Dradjad lantas mencontohkan Australia ketika menjadi ATT DK PBB pada 2012 menggelontorkan dana hingga USD 25 juta atau sekitar Rp 350 miliar. Sedangkan Swedia menggelontorkan dana hingga USD 4 juta untuk menjadi ATT DK PBB pada 2016.
“Itu untuk biaya staf, diplomat, utusan khusus, dan perjamuan. Ini belum termasuk biaya lobi yang lebih mahal,” tegasnya.

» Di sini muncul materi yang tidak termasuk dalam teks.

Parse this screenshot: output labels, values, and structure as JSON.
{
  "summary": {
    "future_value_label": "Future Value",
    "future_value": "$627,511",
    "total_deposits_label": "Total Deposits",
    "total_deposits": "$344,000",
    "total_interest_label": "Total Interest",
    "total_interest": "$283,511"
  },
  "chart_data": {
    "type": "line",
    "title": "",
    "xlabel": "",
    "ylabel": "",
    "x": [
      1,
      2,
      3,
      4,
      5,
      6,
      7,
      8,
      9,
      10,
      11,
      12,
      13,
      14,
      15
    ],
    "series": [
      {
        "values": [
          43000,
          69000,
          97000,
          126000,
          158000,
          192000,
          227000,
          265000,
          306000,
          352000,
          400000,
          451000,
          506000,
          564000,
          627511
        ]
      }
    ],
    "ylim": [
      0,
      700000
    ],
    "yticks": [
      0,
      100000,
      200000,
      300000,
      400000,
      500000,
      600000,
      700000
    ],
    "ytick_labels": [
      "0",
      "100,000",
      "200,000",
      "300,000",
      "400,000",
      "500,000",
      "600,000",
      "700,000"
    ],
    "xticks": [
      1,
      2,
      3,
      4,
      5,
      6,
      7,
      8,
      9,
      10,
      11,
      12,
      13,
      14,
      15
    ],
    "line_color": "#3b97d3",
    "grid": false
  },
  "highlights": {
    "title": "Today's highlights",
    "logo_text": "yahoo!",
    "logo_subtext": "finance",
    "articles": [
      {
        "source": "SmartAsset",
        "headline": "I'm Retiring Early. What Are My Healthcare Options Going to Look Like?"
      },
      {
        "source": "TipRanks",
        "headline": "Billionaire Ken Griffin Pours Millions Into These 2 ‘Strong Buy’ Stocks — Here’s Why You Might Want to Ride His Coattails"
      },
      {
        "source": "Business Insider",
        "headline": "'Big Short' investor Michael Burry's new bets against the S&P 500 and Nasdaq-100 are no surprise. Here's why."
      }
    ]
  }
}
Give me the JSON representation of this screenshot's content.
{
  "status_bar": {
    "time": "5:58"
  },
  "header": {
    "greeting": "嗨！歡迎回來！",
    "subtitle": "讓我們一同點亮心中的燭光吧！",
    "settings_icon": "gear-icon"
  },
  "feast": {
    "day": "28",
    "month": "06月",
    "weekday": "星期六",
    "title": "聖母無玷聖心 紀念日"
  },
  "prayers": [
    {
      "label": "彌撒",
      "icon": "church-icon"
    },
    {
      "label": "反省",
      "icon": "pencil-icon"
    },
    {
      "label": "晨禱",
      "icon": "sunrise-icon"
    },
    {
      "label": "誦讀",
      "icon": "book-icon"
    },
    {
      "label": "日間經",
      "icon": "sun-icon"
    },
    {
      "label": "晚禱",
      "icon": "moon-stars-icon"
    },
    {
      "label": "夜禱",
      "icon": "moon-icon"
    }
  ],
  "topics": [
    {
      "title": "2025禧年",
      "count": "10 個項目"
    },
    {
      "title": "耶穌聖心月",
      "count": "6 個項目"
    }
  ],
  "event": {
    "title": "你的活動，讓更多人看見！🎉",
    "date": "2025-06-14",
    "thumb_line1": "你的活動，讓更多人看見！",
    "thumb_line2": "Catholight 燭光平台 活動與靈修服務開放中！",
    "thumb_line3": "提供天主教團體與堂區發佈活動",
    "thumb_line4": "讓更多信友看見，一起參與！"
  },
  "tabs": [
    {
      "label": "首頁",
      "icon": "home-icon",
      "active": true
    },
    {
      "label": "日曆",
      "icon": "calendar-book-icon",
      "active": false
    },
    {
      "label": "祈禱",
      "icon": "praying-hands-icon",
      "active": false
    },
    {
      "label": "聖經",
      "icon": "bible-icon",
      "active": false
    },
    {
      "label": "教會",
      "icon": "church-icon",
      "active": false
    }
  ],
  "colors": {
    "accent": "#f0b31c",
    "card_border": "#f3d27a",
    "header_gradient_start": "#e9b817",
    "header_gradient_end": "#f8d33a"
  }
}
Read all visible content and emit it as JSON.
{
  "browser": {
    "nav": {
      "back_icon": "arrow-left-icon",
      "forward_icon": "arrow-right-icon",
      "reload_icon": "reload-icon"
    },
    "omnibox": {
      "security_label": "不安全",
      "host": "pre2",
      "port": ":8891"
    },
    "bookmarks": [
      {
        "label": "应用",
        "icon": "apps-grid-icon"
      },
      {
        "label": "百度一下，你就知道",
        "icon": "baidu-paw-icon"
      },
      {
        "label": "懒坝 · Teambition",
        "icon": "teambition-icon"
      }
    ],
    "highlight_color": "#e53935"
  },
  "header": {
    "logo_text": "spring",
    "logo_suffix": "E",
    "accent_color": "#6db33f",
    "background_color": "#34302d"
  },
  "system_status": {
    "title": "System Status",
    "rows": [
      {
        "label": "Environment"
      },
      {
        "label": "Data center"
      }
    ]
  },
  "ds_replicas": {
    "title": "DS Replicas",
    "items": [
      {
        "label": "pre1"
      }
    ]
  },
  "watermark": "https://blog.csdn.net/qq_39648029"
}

Menurut Dradjad, rakyat berhak tahu alasan pemerintah lebih memprioritaskan kampanye menjadi DK PBB dibanding program lainnya. “Urgensinya apa? BPK (Badan Pemeriksa Keuangan, red) juga perlu mengaudit, apakah biaya lobi yang digunakan itu sah,” tutur mantan pejabat Badan Intelijen Negara (BIN) itu.(ara/jpnn)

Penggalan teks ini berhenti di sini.